Lay chicken cubes on a double layer of paper towels, then top with a second double layer of towels. Press on top of paper towels to remove any excess moisture from the chicken.
In a 1-gallon resealable plastic bag, add all-purpose flour (1/2 cup), salt (1 teaspoon), black pepper (1/2 teaspoon), and Italian seasoning (2 teaspoons). Seal the bag and shake until evenly combined.
In batches, add the chicken and shake until all pieces are coated. Remove coated pieces to a plate. Repeat until all chicken is coated.
Add (2 tablespoons) olive oil and butter (2 tablespoons) to a high-sided 12-inch skillet. Over medium heat, brown chicken in batches (likely 3 batches in total), flipping over two or three times, until golden brown and the chicken reaches 165ºF (74ºC) when measured by an instant-read thermometer. Transfer cooked chicken to a plate.
Add remaining (1 tablespoon) olive oil to skillet and sauté garlic (1 tablespoon), shallots, and sun-dried tomatoes (1/2 cup). Sauté, over medium heat, for three minutes, stirring constantly, until softened and fragrant, about 3-5 minutes.

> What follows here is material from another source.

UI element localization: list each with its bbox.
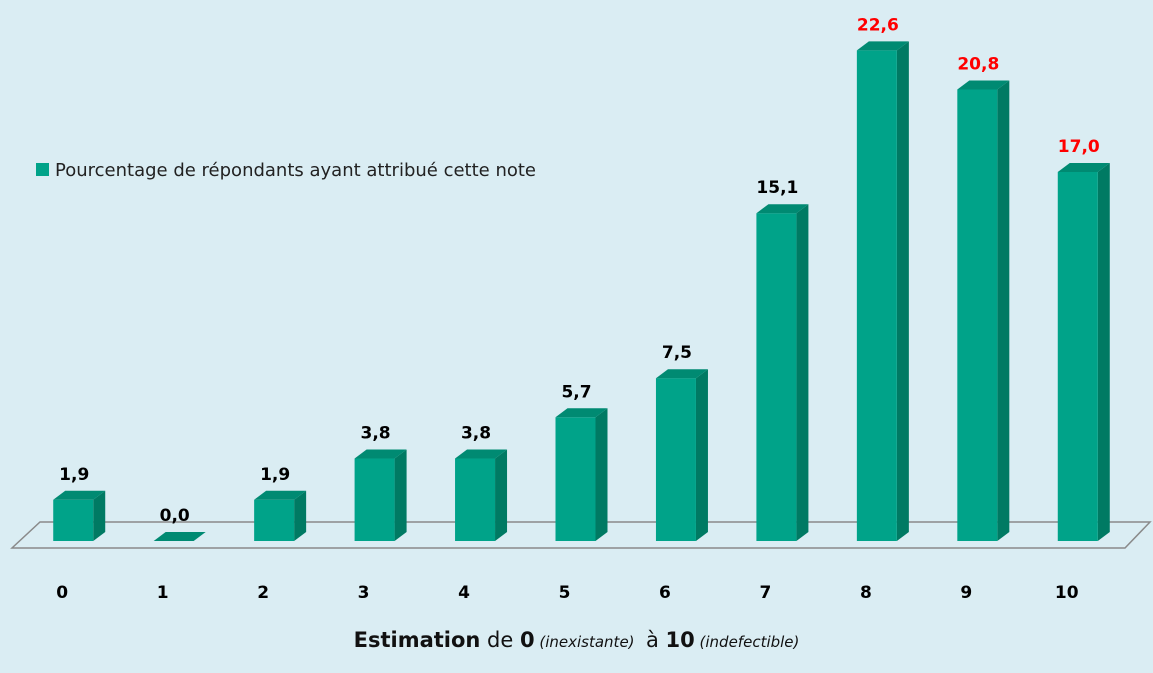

Keep the heat on. Add tomato paste (1/4 cup) and broth (1 cup) to skillet. Use a large wooden spoon to mix them together and scrape up all the brown bits on the bottom of the skillet.
Add the frozen tortellini (19 ounces), heavy cream, and parmesan (1 cup). Bring to a simmer (don't boil). Adjust heat, as needed, to maintain a low simmer. Simmer, stirring often, scraping the bottom of the pan with a wooden spoon so the Parmesan doesn't burn. Simmer until the tortellini is cooked, about 3-4 minutes.
To the skillet, add cooked chicken and spinach (2 cups), gently tossing until everything is well coated and combined. Spoon into individual serving bowls and top each with an indulgent sprinkle of Parmesan, a generous pinch of fresh basil, and fresh cracked pepper! Enjoy!!